By Abdourahmane Diallo
“Nearly eighty years after the birth of the United Nations system and the Bretton Woods Institutions, it is time to establish a fairer, more inclusive global governance that is better adapted to the realities of our time,” said the Senegalese leader, who was speaking in his capacity as the current chair of the African Union at the 77th session of the United Nations General Assembly (UNGA) held at the organisation’s headquarters in New York.
Mr. Sall said that “it is time to give effect to Africa’s just and legitimate demand for reform of the Security Council, as reflected in the Ezulwini Consensus.”
The latter is a position on international relations and UN reform adopted by the African Union.
It calls for a more representative and democratic Security Council in which Africa, like all other regions of the world, is represented.
In the same spirit, President Macky Sall reiterated the AU’s request for a seat at the G20, “so that Africa can, at last, be represented where decisions are taken that affect one billion four hundred million Africans.”
Addressing the issue of climate urgency, he called on the international community to work towards the target of US$100 billion per year to support developing countries’ adaptation efforts and to finance the African Adaptation Acceleration Programme under the aegis of the African Development Bank (AfDB) and the Global Centre for Adaptation.
“We see adaptation funding not as aid, but as a contribution by industrialised countries to a global partnership of solidarity, in return for efforts by developing countries to avoid the polluting patterns that have plunged the planet into the current climate emergency,” he said.
The AU spokesperson also called for mobilisation in support of the International Atomic Energy Agency’s (IAEA) “Rays of Hope” campaign.
This campaign aims to strengthen the capacities of UN member countries and African countries in particular, in the fight against cancer, thanks to nuclear technologies such as medical imaging, nuclear medicine and radiotherapy.
Africa ready to work with everyone
For many years, the African continent was a battleground for foreign powers.
In the current global context marked by several crises, the risks of a return to this painful past are present.
“I have come to say that Africa has suffered enough of the burden of history; that it does not want to be the focus of a new cold war, but rather a pole of stability and opportunities open to all its partners, on a mutually beneficial basis,” Macky Sall said.
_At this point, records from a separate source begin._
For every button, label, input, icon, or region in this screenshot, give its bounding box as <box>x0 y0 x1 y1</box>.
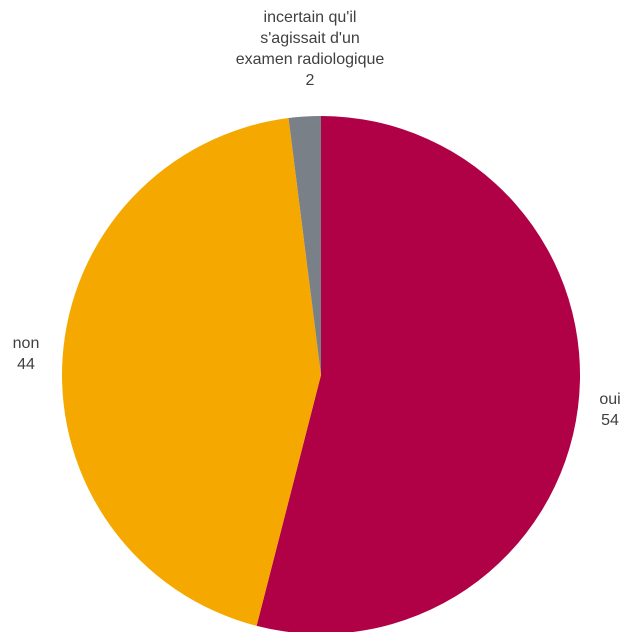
slice-label-2: incertain qu'il s'agissait d'un examen rad… <box>236 9 385 89</box>
slice-value-label: 54 <box>601 412 619 429</box>
slice-value-label: 2 <box>306 72 315 89</box>
slice-label-0: oui 54 <box>599 391 620 429</box>
slice-label-1: non 44 <box>13 335 40 373</box>
slice-labels: oui 54 non 44 incertain qu'il s'agissait d'un… <box>13 9 621 429</box>
slice-name-label: non <box>13 335 40 352</box>
slice-name-label: examen radiologique <box>236 51 385 68</box>
pie-slice-1 <box>62 118 322 626</box>
pie-slice-2 <box>288 116 321 375</box>
slice-value-label: 44 <box>17 356 35 373</box>
slice-name-label: oui <box>599 391 620 408</box>
slice-name-label: incertain qu'il <box>264 9 357 26</box>
pie-slices <box>62 116 580 632</box>
pie-slice-0 <box>256 116 580 632</box>
slice-name-label: s'agissait d'un <box>260 30 360 47</box>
He thus made it known that beyond the current emergencies, he came to carry the message of a continent determined to work with all its partners, in a relational ethic of trusting dialogue and mutual respect.
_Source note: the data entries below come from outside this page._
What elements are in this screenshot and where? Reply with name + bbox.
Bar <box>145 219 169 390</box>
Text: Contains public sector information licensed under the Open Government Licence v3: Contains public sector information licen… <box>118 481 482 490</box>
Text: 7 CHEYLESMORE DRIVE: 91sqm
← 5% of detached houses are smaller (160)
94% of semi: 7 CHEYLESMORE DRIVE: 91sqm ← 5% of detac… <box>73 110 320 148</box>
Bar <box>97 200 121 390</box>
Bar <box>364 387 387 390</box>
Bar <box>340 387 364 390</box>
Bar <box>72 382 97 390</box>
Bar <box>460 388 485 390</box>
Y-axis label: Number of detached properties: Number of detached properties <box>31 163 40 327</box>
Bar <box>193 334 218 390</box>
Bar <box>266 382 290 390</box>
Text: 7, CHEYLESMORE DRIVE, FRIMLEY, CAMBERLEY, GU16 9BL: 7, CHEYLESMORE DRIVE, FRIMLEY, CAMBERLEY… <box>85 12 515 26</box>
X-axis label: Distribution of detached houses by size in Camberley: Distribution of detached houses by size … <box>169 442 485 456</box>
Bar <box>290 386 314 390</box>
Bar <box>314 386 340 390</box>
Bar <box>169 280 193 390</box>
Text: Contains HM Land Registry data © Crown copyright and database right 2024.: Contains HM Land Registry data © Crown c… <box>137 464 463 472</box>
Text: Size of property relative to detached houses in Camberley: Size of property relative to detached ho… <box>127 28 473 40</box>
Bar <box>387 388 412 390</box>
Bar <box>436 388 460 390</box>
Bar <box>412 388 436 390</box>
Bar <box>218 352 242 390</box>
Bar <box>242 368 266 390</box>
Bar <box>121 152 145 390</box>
If he is not unaware of the ”Africa of problems”, which must be pacified and stabilised, the Senegalese leader said he had also come to say that “we also have the Africa of solutions, with its 30 million km2, its human resources, more than 60 percent of the world’s arable land, its mineral, forestry, water and energy resources.”
“Yes, we have the Africa of solutions, with governments on the job; vibrant and creative youth who innovate, undertake and succeed; millions of men and women who work hard to feed, educate and care for their families; who invest, create wealth and generate jobs,” he said.
According to President Sall, this Africa of solutions wishes to engage with all its partners in reinvented relationships, which transcend the prejudice that who is not with me, is against me.
“We want a multilateralism that is open and respectful of our differences, because the United Nations system, born out of the ashes of war, can only win the support of all on the basis of shared ideals, and not local values erected as universal norms,” he said.
Macky Sall is convinced that “it is by working together while respecting our differences that we will restore the strength and vitality of the United Nations’ fundamental purpose: that is, to save present and future generations from the scourge of war, promote the peaceful coexistence of peoples and foster progress by establishing better living conditions for all.”